Helmholtz resonator: Same as barrel. Illustrate that it's physically much smaller, but has similar frequencies because it's like a discrete L and C. This is in the 4th floor closet.

Take it apart, put it back together, show how simple it is, and how it works.
Future demo to add: ratio of speed of light to speed of sound. Coax with big hollow tubes that can contain either air or helium gas. Simultaneously measure accoustic resonances with speakers and amplifiers and RF resonances on network analyzer. Ratio of frequencies gives ratio of speed of sound in air or helium to speed of light. Can also bang on the pipe with something metal to make a ringing noise the frequency of which gives the speed of sound in the metal of the outer pipe.

Waveguides

Pass around various waveguide components. They can be found in the fourth floor closet.
Measure the throughput of a waveguide on the network analyzer, explain the cutoff frequency.

Antennas and free fields

Everything has the following setup for detection:

PC speakers are plugged into the wall, and with the volume turned up they can be quite loud if needed. The diode is a broadband detector that should be with the antenna demos in the 4th floor closet. Any incoming RF signal with an audio amplitude modulation will produce an audio signal from the speakers. The dipole antenna in the above diagram is a female press fit SMA connector with wires soldered on.

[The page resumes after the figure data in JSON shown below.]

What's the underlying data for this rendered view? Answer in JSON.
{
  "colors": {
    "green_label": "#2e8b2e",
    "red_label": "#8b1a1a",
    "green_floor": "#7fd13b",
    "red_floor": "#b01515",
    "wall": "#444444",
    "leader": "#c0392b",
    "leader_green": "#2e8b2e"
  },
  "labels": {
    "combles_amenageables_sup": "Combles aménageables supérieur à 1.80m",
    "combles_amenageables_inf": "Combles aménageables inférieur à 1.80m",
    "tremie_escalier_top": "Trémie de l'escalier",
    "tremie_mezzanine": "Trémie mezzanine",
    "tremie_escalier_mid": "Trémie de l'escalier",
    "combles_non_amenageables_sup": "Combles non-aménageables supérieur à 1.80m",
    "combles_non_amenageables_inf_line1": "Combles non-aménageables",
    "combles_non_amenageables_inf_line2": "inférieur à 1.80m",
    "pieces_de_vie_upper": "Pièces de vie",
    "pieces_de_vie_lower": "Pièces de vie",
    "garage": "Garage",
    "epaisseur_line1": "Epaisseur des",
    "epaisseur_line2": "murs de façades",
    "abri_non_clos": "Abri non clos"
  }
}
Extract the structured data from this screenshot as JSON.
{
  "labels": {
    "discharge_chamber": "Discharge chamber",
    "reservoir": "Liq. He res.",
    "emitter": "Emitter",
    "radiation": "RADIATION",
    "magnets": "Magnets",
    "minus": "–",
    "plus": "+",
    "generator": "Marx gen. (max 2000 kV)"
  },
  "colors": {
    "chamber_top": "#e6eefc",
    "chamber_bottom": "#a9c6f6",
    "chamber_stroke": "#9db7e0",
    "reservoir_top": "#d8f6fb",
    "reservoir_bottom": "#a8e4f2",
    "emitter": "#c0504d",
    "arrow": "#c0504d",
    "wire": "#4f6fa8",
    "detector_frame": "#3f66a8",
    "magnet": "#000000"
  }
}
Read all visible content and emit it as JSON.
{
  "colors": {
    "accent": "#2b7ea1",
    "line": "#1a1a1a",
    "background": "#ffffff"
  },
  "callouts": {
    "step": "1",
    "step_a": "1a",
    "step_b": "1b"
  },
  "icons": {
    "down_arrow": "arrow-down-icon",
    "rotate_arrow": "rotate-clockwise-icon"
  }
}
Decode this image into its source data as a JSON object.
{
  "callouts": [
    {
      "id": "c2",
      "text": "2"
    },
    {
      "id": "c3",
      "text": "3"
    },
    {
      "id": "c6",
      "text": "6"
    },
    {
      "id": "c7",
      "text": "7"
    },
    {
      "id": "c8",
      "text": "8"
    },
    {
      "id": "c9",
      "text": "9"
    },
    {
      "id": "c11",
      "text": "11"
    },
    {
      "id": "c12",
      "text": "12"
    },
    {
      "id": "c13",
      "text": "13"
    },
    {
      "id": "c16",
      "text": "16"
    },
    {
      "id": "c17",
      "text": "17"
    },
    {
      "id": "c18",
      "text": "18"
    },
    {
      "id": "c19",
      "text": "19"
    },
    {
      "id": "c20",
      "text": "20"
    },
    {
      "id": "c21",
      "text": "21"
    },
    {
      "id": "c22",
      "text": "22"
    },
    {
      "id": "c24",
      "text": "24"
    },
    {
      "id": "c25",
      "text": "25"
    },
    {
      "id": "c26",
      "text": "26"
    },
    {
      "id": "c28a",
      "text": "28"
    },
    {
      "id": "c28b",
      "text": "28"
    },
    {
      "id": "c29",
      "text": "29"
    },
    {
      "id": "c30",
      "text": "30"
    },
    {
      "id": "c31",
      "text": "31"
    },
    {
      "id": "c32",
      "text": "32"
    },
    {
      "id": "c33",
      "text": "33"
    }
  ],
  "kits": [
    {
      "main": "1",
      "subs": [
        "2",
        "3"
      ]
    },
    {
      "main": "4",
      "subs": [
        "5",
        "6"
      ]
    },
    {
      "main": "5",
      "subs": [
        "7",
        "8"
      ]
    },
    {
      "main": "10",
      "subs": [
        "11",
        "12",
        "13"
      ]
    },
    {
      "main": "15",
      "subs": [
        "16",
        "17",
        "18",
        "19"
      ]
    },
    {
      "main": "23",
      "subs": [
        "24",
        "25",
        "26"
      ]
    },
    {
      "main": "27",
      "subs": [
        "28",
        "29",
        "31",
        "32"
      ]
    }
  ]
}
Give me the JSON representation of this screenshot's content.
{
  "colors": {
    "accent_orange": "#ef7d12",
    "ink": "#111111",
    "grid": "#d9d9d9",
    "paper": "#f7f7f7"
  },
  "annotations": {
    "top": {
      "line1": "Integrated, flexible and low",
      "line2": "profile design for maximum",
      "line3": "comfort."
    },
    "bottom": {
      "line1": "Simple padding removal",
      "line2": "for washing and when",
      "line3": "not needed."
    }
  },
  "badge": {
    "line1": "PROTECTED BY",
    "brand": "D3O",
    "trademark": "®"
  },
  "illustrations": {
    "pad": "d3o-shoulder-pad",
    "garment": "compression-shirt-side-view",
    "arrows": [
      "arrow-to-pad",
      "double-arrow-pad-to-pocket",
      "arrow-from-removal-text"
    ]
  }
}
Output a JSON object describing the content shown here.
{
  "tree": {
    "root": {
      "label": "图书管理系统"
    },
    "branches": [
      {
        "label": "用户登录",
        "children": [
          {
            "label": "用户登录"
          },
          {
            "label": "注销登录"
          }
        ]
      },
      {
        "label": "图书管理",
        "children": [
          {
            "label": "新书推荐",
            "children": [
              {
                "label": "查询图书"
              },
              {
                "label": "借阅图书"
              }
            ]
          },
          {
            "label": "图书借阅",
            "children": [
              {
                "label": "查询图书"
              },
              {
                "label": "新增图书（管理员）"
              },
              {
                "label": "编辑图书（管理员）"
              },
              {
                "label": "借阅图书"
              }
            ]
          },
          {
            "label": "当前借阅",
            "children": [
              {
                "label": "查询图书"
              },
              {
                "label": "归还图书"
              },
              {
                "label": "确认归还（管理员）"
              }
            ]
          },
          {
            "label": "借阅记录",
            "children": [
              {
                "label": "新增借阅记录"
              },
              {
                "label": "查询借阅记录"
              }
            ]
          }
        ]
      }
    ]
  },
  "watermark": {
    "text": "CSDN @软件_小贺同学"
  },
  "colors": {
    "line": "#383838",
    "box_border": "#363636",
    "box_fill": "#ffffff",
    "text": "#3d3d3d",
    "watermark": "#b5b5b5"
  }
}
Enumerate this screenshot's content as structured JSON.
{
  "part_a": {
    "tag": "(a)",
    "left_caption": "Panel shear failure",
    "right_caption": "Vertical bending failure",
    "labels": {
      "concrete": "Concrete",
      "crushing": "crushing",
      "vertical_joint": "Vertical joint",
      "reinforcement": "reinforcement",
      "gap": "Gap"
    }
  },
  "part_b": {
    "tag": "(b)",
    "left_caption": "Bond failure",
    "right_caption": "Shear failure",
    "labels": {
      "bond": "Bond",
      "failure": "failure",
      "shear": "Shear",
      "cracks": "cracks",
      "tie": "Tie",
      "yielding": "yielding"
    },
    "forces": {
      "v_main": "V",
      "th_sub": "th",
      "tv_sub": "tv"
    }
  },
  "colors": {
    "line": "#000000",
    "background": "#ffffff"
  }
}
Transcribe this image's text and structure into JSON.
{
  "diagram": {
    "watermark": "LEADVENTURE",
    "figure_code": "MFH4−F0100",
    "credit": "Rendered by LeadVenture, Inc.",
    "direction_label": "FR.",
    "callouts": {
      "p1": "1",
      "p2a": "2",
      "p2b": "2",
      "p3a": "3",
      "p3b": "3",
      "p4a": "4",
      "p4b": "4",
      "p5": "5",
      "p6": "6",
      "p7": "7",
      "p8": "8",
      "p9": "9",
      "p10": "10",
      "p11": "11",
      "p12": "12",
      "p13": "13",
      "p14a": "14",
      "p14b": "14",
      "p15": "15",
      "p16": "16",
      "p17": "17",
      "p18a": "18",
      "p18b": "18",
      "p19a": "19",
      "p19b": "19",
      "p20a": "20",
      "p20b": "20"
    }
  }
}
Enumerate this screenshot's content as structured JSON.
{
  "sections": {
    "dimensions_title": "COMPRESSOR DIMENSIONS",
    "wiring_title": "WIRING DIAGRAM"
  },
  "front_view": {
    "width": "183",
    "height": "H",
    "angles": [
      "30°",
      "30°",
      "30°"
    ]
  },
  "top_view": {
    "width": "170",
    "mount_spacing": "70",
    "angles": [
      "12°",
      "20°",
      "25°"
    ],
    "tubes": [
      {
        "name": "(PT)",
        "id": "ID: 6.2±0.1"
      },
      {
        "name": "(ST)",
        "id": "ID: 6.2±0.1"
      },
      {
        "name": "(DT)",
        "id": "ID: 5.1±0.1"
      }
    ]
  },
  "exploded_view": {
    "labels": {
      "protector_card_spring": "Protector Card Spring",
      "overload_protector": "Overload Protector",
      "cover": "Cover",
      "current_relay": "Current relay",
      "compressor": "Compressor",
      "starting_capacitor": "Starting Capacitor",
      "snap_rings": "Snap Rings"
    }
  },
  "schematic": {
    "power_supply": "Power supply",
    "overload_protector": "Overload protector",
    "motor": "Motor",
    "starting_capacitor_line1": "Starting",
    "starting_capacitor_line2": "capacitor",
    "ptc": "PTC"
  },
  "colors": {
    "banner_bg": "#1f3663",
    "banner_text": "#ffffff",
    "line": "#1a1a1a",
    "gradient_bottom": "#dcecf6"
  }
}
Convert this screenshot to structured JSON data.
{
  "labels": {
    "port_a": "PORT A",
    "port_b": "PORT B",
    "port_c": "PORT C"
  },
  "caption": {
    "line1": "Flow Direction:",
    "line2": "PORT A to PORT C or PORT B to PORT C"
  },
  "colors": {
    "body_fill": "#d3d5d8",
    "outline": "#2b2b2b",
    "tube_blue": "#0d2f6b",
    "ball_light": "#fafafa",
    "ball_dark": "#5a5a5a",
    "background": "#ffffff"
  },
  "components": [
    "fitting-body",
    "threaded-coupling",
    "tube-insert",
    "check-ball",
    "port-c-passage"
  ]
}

Use a dipole antenna for the source, connected to 2.5 GHz or so microwave source with a 1 kHz amplitude modulation. Several of the microwave generators in the lab will do this with the internal oscillator. With both the source and the detector as dipoles, the shape and polarization of the diple field can be demonstrated.
Use the 10 GHz horn as a source and demonstrate polarization. This can be found in a box of demos in the 4th floor closet, and comes with an audio generator. You just plug it all in and it works, with no added equipment.
Play around with polarizers, showing both transmission and reflection, make a periscope out of two polarizers.
Show that the signal can ricochet off of the chalkboard
Show scattering from x-ray diffraction solid. This is a styrofoam block with ball bearings in it which can be found in the 4th floor closet.
Demonstrate Pringles can directional antenna with 2.5 GHz radiation. This is also in the closet.